Dolinsk-Sokol is a reserve military air base in Sakhalin Oblast, Russia located 8 km south of Dolinsk. It is a small base with numerous hardened hangars (aircraft shelters).

It existed before June 1966 according to declassified KH-7 satellite images. Its chief operating unit was 777th Fighter Aviation Regiment PVO (777 IAP), flying the Sukhoi Su-15, MiG-23, and Sukhoi Su-27 during its 40 years of tenure.

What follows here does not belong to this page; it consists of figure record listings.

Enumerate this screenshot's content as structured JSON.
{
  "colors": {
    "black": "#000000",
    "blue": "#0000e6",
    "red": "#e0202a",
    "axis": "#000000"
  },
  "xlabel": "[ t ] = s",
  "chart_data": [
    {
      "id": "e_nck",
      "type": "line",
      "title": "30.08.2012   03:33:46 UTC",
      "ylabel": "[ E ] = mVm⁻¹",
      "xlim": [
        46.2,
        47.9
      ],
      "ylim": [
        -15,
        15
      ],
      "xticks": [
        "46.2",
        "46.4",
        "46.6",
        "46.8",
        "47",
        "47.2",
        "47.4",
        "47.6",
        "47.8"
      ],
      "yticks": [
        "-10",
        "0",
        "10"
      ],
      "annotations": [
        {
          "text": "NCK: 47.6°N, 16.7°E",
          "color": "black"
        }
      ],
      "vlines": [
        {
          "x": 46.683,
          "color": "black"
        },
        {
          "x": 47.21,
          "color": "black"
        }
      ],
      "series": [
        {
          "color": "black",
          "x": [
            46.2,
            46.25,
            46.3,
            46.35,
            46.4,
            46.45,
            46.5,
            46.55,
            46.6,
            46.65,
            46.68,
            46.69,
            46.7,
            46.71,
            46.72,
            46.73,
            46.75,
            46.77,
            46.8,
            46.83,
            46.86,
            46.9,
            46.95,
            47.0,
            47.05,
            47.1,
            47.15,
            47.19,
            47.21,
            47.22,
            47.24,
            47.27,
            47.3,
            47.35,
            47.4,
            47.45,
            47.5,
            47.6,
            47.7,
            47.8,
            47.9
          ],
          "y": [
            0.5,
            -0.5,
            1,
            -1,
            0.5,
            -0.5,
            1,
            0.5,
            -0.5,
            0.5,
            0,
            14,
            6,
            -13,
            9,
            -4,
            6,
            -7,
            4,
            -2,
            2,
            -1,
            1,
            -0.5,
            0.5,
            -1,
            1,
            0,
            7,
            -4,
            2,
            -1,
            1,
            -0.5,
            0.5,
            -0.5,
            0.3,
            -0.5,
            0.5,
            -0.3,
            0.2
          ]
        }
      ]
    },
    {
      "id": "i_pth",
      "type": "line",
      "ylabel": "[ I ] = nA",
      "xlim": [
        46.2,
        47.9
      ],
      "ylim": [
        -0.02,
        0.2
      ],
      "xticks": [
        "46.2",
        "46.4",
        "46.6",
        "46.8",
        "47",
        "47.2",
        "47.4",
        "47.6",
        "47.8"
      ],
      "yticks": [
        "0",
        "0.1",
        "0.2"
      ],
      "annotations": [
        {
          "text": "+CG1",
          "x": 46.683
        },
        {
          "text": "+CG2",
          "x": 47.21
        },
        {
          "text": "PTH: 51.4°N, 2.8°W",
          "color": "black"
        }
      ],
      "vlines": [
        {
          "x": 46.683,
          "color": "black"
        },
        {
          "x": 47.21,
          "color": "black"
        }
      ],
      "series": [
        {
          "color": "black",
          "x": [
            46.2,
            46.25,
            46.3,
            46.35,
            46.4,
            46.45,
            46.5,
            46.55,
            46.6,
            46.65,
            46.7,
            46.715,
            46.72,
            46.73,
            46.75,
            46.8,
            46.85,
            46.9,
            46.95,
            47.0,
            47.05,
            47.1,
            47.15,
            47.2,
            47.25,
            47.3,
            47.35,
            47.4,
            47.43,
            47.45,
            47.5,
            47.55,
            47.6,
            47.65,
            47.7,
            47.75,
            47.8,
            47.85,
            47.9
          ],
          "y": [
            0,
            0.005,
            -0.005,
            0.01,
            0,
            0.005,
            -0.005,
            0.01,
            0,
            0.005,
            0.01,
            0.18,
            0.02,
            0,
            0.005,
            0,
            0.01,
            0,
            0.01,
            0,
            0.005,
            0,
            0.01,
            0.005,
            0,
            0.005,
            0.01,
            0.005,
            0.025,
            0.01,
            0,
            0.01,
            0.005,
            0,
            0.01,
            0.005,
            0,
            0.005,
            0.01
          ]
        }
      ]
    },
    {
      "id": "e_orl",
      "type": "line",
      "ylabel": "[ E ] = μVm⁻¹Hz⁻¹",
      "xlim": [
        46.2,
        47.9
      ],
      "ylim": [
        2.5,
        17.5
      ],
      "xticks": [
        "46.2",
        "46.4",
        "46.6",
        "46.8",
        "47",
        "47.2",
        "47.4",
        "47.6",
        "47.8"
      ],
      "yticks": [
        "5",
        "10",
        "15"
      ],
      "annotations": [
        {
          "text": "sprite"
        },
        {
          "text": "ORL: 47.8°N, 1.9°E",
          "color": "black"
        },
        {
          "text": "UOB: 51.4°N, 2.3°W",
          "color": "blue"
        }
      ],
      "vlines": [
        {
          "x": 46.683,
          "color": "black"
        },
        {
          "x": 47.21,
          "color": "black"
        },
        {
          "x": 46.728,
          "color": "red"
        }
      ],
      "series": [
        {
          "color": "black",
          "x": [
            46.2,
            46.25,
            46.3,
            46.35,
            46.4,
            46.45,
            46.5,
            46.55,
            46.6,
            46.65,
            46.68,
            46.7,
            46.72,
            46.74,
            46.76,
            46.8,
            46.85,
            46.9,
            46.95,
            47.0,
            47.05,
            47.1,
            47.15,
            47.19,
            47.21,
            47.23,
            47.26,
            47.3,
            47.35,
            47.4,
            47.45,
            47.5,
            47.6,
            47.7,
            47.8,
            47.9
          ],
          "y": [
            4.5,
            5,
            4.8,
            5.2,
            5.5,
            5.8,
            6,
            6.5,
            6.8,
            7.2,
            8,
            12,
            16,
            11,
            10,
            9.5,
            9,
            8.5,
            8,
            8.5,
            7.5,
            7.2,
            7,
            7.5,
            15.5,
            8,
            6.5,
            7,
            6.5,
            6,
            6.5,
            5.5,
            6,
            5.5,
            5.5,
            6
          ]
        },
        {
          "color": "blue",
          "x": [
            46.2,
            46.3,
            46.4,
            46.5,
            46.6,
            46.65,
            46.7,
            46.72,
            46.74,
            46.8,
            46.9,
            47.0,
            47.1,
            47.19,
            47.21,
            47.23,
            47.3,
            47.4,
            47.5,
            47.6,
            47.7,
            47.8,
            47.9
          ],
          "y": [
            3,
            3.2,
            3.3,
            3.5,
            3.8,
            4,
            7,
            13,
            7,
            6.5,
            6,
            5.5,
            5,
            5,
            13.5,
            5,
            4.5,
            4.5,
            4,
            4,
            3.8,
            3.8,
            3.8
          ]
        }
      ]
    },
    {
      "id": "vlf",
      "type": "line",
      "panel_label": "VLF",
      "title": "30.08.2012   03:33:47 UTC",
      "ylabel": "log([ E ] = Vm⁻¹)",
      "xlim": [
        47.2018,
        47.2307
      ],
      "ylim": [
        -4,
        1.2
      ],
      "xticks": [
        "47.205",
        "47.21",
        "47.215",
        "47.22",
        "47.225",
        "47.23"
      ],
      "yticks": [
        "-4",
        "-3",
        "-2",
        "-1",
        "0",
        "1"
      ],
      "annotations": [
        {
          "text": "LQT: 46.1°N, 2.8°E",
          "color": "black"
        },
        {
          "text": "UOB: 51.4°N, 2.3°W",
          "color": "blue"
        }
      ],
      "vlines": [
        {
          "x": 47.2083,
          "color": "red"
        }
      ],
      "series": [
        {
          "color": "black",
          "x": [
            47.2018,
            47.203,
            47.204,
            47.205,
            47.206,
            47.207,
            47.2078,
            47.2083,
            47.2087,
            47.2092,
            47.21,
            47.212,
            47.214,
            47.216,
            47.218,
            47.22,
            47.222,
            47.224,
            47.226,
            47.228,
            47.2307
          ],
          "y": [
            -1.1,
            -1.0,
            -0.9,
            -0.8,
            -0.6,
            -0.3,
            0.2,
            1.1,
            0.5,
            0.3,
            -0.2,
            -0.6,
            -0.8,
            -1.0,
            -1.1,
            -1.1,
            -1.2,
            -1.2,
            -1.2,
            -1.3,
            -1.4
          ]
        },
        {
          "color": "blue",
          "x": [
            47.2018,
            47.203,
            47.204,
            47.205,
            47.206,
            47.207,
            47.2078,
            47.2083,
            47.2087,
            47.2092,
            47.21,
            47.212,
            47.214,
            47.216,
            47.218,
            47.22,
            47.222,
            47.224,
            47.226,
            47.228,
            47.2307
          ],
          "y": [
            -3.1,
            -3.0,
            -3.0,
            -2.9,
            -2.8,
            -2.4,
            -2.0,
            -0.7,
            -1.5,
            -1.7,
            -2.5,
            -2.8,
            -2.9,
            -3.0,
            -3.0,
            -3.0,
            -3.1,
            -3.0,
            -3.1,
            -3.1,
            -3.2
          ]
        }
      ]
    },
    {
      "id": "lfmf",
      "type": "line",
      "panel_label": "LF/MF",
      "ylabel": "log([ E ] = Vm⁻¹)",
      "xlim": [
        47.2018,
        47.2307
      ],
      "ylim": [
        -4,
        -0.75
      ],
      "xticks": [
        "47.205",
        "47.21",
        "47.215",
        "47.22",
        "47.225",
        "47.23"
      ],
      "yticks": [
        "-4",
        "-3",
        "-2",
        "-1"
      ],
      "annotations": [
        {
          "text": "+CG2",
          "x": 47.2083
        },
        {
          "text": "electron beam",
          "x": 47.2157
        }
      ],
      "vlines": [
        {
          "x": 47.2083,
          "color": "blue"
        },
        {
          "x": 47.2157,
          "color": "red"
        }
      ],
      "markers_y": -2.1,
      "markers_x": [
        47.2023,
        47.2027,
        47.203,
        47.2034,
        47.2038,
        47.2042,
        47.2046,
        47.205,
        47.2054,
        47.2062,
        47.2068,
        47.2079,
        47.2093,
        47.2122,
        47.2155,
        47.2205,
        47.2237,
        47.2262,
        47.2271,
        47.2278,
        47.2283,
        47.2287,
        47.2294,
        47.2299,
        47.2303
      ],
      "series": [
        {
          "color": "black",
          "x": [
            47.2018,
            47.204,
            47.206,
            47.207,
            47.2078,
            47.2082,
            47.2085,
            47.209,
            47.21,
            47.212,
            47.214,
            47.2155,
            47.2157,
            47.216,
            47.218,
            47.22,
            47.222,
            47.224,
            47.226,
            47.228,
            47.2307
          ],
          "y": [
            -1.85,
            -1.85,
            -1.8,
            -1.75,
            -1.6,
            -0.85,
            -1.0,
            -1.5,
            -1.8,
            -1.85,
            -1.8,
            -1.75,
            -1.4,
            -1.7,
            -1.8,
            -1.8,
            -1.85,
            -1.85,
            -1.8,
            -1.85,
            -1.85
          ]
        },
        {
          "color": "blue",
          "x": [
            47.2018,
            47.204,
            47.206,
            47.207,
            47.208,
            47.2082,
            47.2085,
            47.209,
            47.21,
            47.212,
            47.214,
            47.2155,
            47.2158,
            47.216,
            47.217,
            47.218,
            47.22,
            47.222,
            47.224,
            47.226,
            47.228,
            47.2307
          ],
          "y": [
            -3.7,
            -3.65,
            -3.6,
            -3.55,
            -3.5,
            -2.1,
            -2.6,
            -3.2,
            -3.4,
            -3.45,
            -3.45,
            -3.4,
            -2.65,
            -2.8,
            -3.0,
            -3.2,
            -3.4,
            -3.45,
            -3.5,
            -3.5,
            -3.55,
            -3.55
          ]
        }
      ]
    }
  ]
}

In the 1980s it received the Mikoyan MiG-31. It is also listed as being home to 361 IIVP (361st Instruction Test Helicopter Regiment) flying Mil Mi-24 and Mil Mi-8 helicopters.

In the early 1980s, Mikoyan-Gurevich MiG-21 Fishbed aircraft occasionally deployed from Dolinsk-Sokol to the front-line airfield of Burevestnik, 240 miles to the southeast on the Kuril Islands In early 1983 Dolinsk-Sokol began deploying newer MiG-23 from Dolinsk-Sokol to Burevestnik after upgrades were completed there.

Dolinsk-Sokol is famous for being home to the Sukhoi Su-15 that shot down Korean Air Lines Flight 007 near Moneron Island in September 1983. At that time, base commander was General Anatoly Kornukov, who later become Commander of the Russian Air Force. At the time of the shootdown, Kornukov apparently ordered the shootdown to prevent KAL 007 from leaving Sakhalin airspace.